According to The Hill, the Biden administration officials signalled they would be "more aggressive" than former President Donald Trump's administration in invoking the DPA, which allows the federal government to force companies to increase the production of critical supplies during national emergencies.
"Where we can produce more, we will. Where we need to use the Defense Production Act to help more be made, we'll do that too," said Tim Manning, Biden's COVID-19 supply coordinator, in a call with reporters on Wednesday as quoted by The Hill.
Manning said that his team has identified 12 "immediate supply shortfalls", that include N-95 masks, isolation gowns, gloves and swabs needed for tests.
Read:|Keystone XL pipeline halted as Biden revokes permit
"The team will work with the states and the manufacturers to ensure that we're using the DPA as aggressively as needed to accelerate the supply of the vaccine," said Bechara Choucair, Biden's COVID-19 vaccine coordinator.
Critics have argued that while the Trump administration used the DPA to increase the supply of ventilators, masks and other supplies, he was not being aggressive enough to close shortages of supplies.
"President Trump has not used his DPA authority sufficiently enough to award adequate medical supply contracts for the nation's needs.

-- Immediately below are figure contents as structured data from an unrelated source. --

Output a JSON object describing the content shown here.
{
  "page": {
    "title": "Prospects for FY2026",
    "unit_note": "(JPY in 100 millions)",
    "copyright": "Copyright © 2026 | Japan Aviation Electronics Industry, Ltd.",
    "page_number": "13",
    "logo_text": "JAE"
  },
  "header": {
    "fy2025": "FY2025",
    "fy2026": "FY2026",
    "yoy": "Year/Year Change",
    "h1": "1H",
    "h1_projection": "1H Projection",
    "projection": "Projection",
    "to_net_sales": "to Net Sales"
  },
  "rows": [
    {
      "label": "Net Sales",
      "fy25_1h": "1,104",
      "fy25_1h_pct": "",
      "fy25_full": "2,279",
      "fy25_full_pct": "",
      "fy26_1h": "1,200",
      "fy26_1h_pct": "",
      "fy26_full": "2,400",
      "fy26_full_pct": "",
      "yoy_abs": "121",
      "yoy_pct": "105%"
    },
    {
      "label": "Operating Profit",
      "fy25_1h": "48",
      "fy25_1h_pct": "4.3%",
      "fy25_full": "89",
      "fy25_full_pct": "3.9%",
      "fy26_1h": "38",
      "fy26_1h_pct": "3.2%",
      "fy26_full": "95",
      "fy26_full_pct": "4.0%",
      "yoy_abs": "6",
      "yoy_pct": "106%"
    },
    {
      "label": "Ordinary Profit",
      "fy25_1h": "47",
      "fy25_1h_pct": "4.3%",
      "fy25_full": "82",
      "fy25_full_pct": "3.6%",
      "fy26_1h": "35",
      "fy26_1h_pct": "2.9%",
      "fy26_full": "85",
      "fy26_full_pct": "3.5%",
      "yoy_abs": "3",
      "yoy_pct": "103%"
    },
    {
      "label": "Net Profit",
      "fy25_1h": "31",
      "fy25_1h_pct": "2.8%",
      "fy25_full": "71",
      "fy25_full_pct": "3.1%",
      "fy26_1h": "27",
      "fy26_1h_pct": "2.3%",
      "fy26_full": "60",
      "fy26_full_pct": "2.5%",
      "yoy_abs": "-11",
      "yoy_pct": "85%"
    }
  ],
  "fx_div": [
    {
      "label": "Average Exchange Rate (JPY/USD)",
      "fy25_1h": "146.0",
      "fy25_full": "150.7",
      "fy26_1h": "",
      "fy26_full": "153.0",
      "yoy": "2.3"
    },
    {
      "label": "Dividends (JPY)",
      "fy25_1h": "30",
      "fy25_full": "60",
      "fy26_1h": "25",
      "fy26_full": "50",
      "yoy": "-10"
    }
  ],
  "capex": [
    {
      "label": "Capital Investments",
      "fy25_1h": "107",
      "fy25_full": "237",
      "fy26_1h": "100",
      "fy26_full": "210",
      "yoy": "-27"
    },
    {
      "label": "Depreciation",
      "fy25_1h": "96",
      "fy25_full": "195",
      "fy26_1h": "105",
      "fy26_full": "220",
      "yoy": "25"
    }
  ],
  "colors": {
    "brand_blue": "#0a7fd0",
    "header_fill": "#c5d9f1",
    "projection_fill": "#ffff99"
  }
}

We must immediately do more to re-shore the most in-demand PPE, such as nitrile gloves, nearly all of which are manufactured in China," a group of Democratic senators wrote in a letter this week to Biden, urging him to invoke the DPA as quoted by The Hill.
A key part of the Biden administration's national strategy for defeating the coronavirus is invoking the DPA.
Biden's strategy is centred around seven goals, including restoring trust with the American people; mounting a safe and effective vaccination campaign; expanding masking, testing, data and treatments; building the health care workforce; safely reopening schools, businesses and travel while protecting workers; protecting those most at risk for serious illness, including people of colour; and restoring US leadership globally, the plan stated as cited by The Hill.